The Type 76 twin 37mm naval gun is a small caliber naval artillery piece developed by China for anti-aircraft and anti-surface purposes.

The lineage of the Type 76 originates with the Type 61, which was the Chinese army's modification of the Soviet V-11 model of the 37 mm automatic air defense gun M1939 (61-K). In the late 1950s, the People's Liberation Army Navy updated the Soviet V-11 naval gun by incorporating a semi-automatic operation to reduce manpower needed to operate the gun. The result was the Type 61, named after the year in which the development was competed. Type 61 incorporated the semi-automatic operational mode, but as a precautionary measure, the manual operational mode of the original Soviet V-11 gun is also retained as a backup.

Despite satisfactory results, the Type 61 did not enter mass production because China was still recovering from the political turmoil caused by the Great Leap Forward, during which time many military programs were scaled back or canceled altogether.

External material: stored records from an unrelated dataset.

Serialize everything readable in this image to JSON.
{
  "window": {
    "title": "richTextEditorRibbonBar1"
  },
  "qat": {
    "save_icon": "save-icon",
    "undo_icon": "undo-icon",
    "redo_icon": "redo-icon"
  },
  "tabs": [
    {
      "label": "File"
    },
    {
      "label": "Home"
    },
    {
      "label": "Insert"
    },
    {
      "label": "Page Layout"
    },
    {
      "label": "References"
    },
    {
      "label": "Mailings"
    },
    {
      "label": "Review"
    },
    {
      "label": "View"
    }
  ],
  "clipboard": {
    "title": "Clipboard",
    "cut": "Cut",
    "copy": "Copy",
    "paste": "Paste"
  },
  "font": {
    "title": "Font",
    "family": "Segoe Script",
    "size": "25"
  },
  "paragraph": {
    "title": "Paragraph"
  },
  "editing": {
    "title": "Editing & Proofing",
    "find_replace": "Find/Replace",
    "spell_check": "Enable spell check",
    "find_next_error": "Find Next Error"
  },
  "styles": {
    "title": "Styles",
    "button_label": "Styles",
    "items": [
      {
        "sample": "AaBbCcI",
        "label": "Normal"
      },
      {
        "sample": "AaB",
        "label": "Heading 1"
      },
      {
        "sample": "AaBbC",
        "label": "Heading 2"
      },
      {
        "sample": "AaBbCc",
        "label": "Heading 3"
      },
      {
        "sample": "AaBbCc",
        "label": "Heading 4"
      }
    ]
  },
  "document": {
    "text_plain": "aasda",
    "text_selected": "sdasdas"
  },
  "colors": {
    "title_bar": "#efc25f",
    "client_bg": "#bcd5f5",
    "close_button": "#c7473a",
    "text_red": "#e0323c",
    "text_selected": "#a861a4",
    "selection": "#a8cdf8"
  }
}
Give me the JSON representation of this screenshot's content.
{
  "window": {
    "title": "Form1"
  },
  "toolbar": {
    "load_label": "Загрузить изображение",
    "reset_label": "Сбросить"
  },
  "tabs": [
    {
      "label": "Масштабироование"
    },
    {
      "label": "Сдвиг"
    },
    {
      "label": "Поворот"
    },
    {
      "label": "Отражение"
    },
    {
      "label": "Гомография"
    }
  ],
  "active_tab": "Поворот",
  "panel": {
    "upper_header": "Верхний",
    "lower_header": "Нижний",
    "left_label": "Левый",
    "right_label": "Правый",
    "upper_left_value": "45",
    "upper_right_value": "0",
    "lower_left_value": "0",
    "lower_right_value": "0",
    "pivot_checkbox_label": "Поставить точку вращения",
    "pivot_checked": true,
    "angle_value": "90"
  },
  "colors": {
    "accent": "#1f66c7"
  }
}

As a result, the Type 61 only entered Chinese service in very limited numbers and never saw action in any battles.

Although limited, the service experience of the Type 61 proved that the semi-automatic operational mode design was reliable and the manual operational mode was not needed. In 1965, the Type 65 model was released without a manual operational mode, and series production was scheduled to begin in the following year. Like its predecessor, though, the planned series production of Type 65 also suffered from political turmoil, this time in the form of the Cultural Revolution. As with Type 61, Type 65 only entered Chinese service in very limited numbers. It did see action in real battles, but not against foreign enemies: during the fractional fighting among Red Guards during the Cultural Revolution, Guards in Sichuan seized the Type 65 guns from the production factory and used the guns in battles against each other.

The Type 76 is a further development of the Type 65. The Chinese military wanted to further improve the Type 65 by incorporating a fully automatic operational mode, but political turmoil from the Cultural Revolution delayed development of the Type 65's successor until its eventual release in 1976.